Which brings me back to Gawker. Gawker Media might still be around today if the Sixth Judicial Circuit in Pinellas County, Florida had a rule like the District of New Jersey’s proposed Local Rule 7.1.1. Bollea v. Gawker is probably one of the most consequential (and strangest) lawsuits in the history of modern American media. In 2016, Hulk Hogan (né Terry Bollea), the professional wrestler, won a nine-figure jury verdict that ultimately bankrupted Gawker Media. The lawsuit concerned the publication of a video of Hogan having consensual sex with his best friend’s wife, which the same friend secretly recorded.

Behind the scenes, an even more bizarre story was playing out. Peter Thiel, the Paypal co-founder, was bankrolling Hogan’s lawsuit in order to exact revenge on Gawker for publicly outing the notoriously private billionaire as gay. In December 2007, Gawker Media’s tech blog Valleywag published a post under the headline “Peter Thiel is totally gay, people.” Thiel waited several years for the opportunity to take Gawker down before landing on Hogan’s lawsuit as the means to exact his revenge.

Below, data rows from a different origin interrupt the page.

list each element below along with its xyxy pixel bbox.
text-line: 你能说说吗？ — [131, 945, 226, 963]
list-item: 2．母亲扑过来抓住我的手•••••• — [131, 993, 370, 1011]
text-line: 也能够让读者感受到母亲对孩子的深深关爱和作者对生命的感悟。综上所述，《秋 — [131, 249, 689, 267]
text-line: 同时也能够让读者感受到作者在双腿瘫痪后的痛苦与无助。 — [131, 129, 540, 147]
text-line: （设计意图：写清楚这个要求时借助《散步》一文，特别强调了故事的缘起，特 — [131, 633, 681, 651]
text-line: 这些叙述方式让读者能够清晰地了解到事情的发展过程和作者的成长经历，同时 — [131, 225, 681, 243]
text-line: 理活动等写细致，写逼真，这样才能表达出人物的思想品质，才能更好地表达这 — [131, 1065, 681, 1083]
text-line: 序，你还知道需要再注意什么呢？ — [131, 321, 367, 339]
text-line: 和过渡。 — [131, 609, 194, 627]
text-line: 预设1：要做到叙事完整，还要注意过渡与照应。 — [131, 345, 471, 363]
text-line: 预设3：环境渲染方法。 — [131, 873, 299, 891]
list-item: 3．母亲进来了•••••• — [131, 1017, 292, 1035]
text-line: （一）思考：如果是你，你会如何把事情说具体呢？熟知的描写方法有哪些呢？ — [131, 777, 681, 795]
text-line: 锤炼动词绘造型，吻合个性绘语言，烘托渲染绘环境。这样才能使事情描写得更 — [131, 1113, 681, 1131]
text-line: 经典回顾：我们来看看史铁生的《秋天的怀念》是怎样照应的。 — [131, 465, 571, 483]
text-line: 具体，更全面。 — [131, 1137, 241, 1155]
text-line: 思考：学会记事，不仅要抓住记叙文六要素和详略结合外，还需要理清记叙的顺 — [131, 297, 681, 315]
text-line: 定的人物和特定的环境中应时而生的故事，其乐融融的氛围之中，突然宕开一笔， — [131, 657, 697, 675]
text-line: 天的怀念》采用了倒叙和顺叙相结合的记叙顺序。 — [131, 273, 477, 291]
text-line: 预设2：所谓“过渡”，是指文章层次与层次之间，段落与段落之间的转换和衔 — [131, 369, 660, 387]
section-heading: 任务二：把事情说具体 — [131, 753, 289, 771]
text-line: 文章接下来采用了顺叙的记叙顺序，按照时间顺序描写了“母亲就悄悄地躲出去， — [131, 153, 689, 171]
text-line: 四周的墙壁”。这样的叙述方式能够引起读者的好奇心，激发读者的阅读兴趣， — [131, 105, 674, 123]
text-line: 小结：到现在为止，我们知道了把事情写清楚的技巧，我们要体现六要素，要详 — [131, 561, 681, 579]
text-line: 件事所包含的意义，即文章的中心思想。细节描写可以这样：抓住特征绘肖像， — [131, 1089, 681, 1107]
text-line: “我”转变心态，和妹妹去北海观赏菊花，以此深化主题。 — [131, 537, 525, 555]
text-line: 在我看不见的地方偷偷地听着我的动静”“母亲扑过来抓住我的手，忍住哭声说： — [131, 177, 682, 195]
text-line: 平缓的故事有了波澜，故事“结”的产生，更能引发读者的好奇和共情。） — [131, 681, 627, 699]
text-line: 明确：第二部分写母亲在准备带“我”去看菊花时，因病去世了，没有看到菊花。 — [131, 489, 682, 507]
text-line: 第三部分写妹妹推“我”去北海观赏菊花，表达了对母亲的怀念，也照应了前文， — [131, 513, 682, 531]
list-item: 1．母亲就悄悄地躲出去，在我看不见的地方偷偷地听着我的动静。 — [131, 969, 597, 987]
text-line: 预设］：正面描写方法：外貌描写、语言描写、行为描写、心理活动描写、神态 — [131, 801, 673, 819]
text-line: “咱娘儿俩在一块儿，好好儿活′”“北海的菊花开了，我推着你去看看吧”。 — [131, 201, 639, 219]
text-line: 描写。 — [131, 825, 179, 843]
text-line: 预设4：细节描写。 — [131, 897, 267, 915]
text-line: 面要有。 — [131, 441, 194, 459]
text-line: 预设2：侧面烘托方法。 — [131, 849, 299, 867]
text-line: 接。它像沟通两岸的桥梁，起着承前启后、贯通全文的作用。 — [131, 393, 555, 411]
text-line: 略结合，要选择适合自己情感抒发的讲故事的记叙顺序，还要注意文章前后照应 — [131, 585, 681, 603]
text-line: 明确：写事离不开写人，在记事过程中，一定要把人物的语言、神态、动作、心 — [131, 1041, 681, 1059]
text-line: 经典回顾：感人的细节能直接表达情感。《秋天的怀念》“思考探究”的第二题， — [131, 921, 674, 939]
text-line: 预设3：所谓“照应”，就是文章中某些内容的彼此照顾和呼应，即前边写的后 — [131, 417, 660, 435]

In 2012, the Hulk Hogan sex tapes were leaked to Gawker which published the videos under the headline: “Even for a Minute, Watching Hulk Hogan Have Sex in a Canopy Bed is Not Safe For Work but Watch it Anyway.” Hogan was mortified and decided to sue Gawker for invasion of privacy. News of Hogan’s intentions made it to Thiel’s legal team who reached out to Hogan’s lawyers and told them that Thiel was willing to bankroll the suit. In October 2012, Hogan filed a lawsuit against Gawker Media seeking $100 million in damages for invasion of privacy, infliction of emotional distress and violation of the Florida Security and Communications Act. The jury ultimately awarded Hogan $140 million in damages leading to Gawker Media filing for bankruptcy.

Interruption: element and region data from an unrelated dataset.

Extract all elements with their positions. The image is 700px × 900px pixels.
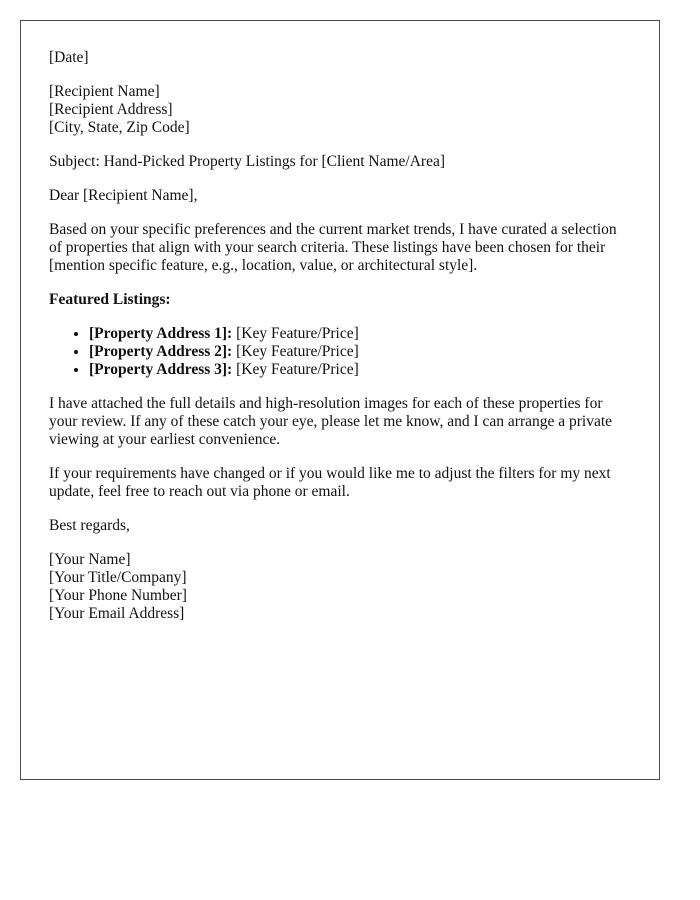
listing-detail: [Key Feature/Price] bbox=[232, 361, 359, 378]
intro-paragraph: Based on your specific preferences and the current market trends, I have curated a selection of properties that align with your search criteria. These listings have been chosen for their [mention specific feature, e.g., location, value, or architectural style]. bbox=[49, 221, 617, 274]
featured-listings-list bbox=[49, 325, 631, 379]
list-item bbox=[89, 343, 631, 361]
listing-address: [Property Address 3]: bbox=[89, 361, 233, 378]
letter-date: [Date] bbox=[49, 49, 89, 66]
listing-detail: [Key Feature/Price] bbox=[232, 325, 359, 342]
recipient-city-state-zip: [City, State, Zip Code] bbox=[49, 119, 190, 136]
listing-detail: [Key Feature/Price] bbox=[232, 343, 359, 360]
list-item bbox=[89, 325, 631, 343]
signature-name: [Your Name] bbox=[49, 551, 131, 568]
signature-phone: [Your Phone Number] bbox=[49, 587, 187, 604]
recipient-block bbox=[49, 83, 631, 137]
letter-subject: Subject: Hand-Picked Property Listings for [Client Name/Area] bbox=[49, 153, 446, 170]
listing-address: [Property Address 1]: bbox=[89, 325, 233, 342]
signature-title-company: [Your Title/Company] bbox=[49, 569, 187, 586]
featured-listings-heading: Featured Listings: bbox=[49, 291, 171, 308]
letter-salutation: Dear [Recipient Name], bbox=[49, 187, 198, 204]
listing-address: [Property Address 2]: bbox=[89, 343, 233, 360]
recipient-address: [Recipient Address] bbox=[49, 101, 173, 118]
signature-email: [Your Email Address] bbox=[49, 605, 185, 622]
signature-block bbox=[49, 551, 631, 623]
followup-paragraph: If your requirements have changed or if you would like me to adjust the filters for my next update, feel free to reach out via phone or email. bbox=[49, 465, 611, 500]
list-item bbox=[89, 361, 631, 379]
recipient-name: [Recipient Name] bbox=[49, 83, 160, 100]
letter-page bbox=[20, 20, 660, 780]
attachment-paragraph: I have attached the full details and high-resolution images for each of these properties for your review. If any of these catch your eye, please let me know, and I can arrange a private viewing at your earliest convenience. bbox=[49, 395, 613, 448]
letter-closing: Best regards, bbox=[49, 517, 130, 534]
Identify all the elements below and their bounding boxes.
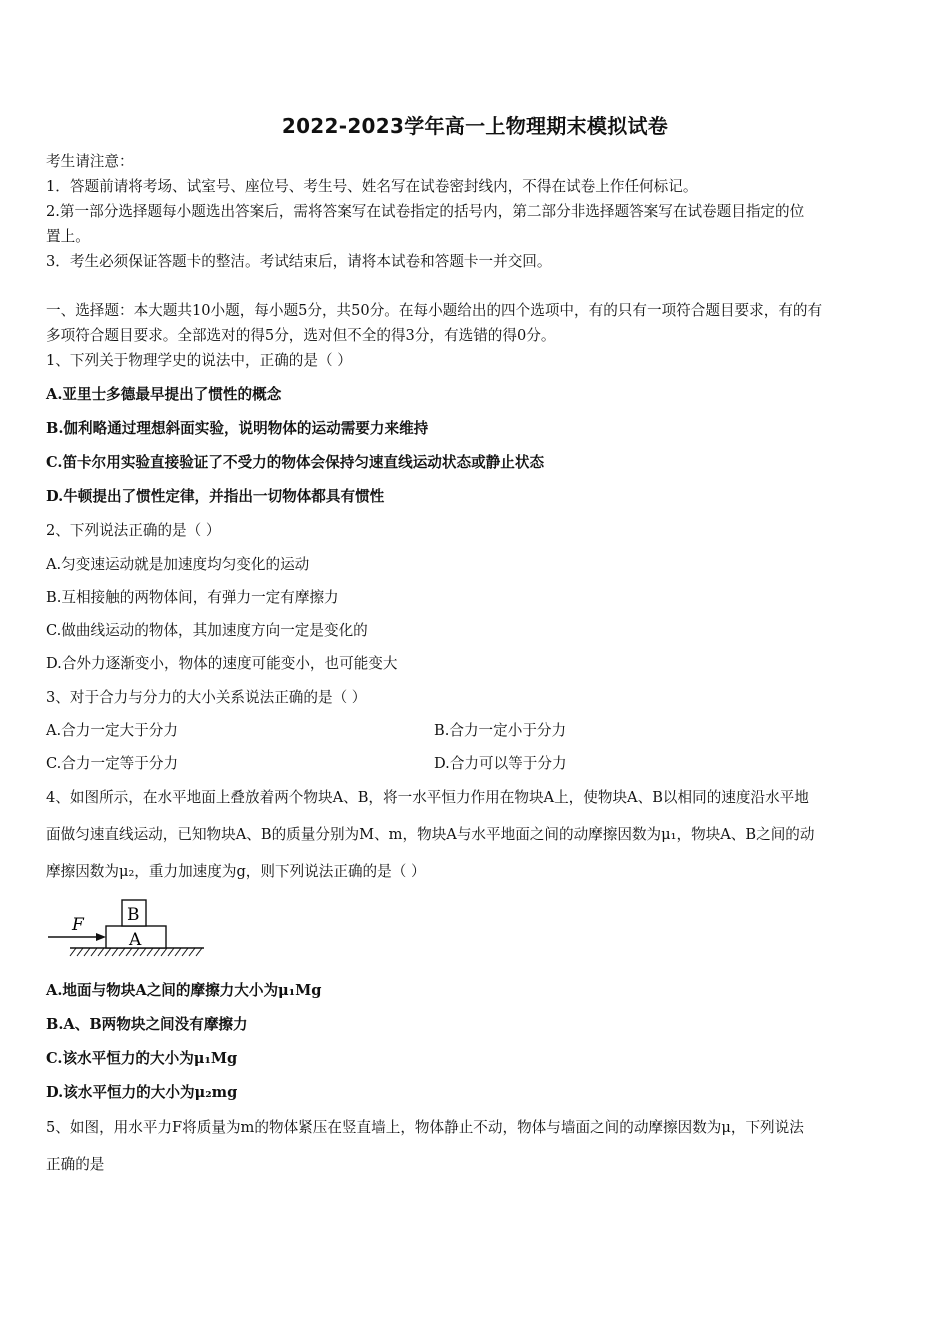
- notice-item-3: 3．考生必须保证答题卡的整洁。考试结束后，请将本试卷和答题卡一并交回。: [46, 253, 552, 270]
- q4-option-b: B.A、B两物块之间没有摩擦力: [46, 1016, 248, 1033]
- q4-option-c: C.该水平恒力的大小为μ₁Mg: [46, 1050, 238, 1067]
- q1-option-b: B.伽利略通过理想斜面实验，说明物体的运动需要力来维持: [46, 420, 429, 437]
- q2-option-b: B.互相接触的两物体间，有弹力一定有摩擦力: [46, 589, 339, 606]
- block-b-label: B: [127, 905, 140, 925]
- notice-item-2-cont: 置上。: [46, 228, 90, 245]
- q1-stem: 1、下列关于物理学史的说法中，正确的是（ ）: [46, 352, 352, 369]
- q3-option-a: A.合力一定大于分力: [46, 722, 178, 739]
- q4-stem-3: 摩擦因数为μ₂，重力加速度为g，则下列说法正确的是（ ）: [46, 863, 426, 880]
- notice-heading: 考生请注意：: [46, 153, 134, 170]
- q3-option-c: C.合力一定等于分力: [46, 755, 179, 772]
- q5-stem-1: 5、如图，用水平力F将质量为m的物体紧压在竖直墙上，物体静止不动，物体与墙面之间的动摩擦因数为μ，下列说法: [46, 1119, 804, 1136]
- block-a-label: A: [129, 930, 142, 950]
- q4-stem-1: 4、如图所示，在水平地面上叠放着两个物块A、B，将一水平恒力作用在物块A上，使物块A、B以相同的速度沿水平地: [46, 789, 809, 806]
- q2-option-a: A.匀变速运动就是加速度均匀变化的运动: [46, 556, 310, 573]
- q2-option-c: C.做曲线运动的物体，其加速度方向一定是变化的: [46, 622, 368, 639]
- q2-option-d: D.合外力逐渐变小，物体的速度可能变小，也可能变大: [46, 655, 398, 672]
- q3-stem: 3、对于合力与分力的大小关系说法正确的是（ ）: [46, 689, 367, 706]
- q4-option-a: A.地面与物块A之间的摩擦力大小为μ₁Mg: [46, 982, 322, 999]
- page-title: 2022-2023学年高一上物理期末模拟试卷: [281, 114, 669, 138]
- section-instructions-2: 多项符合题目要求。全部选对的得5分，选对但不全的得3分，有选错的得0分。: [46, 327, 556, 344]
- q4-figure-blocks: [46, 896, 216, 962]
- notice-item-2: 2.第一部分选择题每小题选出答案后，需将答案写在试卷指定的括号内，第二部分非选择题答案写在试卷题目指定的位: [46, 203, 805, 220]
- q3-option-d: D.合力可以等于分力: [434, 755, 567, 772]
- force-label: F: [72, 915, 84, 935]
- notice-item-1: 1．答题前请将考场、试室号、座位号、考生号、姓名写在试卷密封线内，不得在试卷上作任何标记。: [46, 178, 698, 195]
- q4-stem-2: 面做匀速直线运动，已知物块A、B的质量分别为M、m，物块A与水平地面之间的动摩擦因数为μ₁，物块A、B之间的动: [46, 826, 815, 843]
- q3-option-b: B.合力一定小于分力: [434, 722, 567, 739]
- q1-option-d: D.牛顿提出了惯性定律，并指出一切物体都具有惯性: [46, 488, 385, 505]
- section-instructions-1: 一、选择题：本大题共10小题，每小题5分，共50分。在每小题给出的四个选项中，有的只有一项符合题目要求，有的有: [46, 302, 823, 319]
- q2-stem: 2、下列说法正确的是（ ）: [46, 522, 221, 539]
- q5-stem-2: 正确的是: [46, 1156, 105, 1173]
- q1-option-a: A.亚里士多德最早提出了惯性的概念: [46, 386, 282, 403]
- q4-option-d: D.该水平恒力的大小为μ₂mg: [46, 1084, 238, 1101]
- q1-option-c: C.笛卡尔用实验直接验证了不受力的物体会保持匀速直线运动状态或静止状态: [46, 454, 545, 471]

Had Gawker’s legal team been aware that Thiel was bankrolling the lawsuit, their strategy in the litigation probably would have been very different. If you are fighting Hogan alone you file motions and drag it out to be as painful as possible for Hogan, in the hopes that he’ll settle. Hogan wouldn’t settle—because Gawker wasn’t fighting Hogan—they were fighting a billionaire—with unlimited funds to litigate. Had Gawker known that Thiel was funding the lawsuit they could have cast aspersions on him and made the case to the jury that they were being hounded by a billionaire seeking revenge for a petty grudge. All of a sudden what initially looks like a pure invasion of privacy case is something much different—and raises serious questions about privacy and a free press and whether a billionaire should be able to shut down a media outlet out of pure spite. That’s an entirely different kettle of fish—and an argument the jury never got to hear.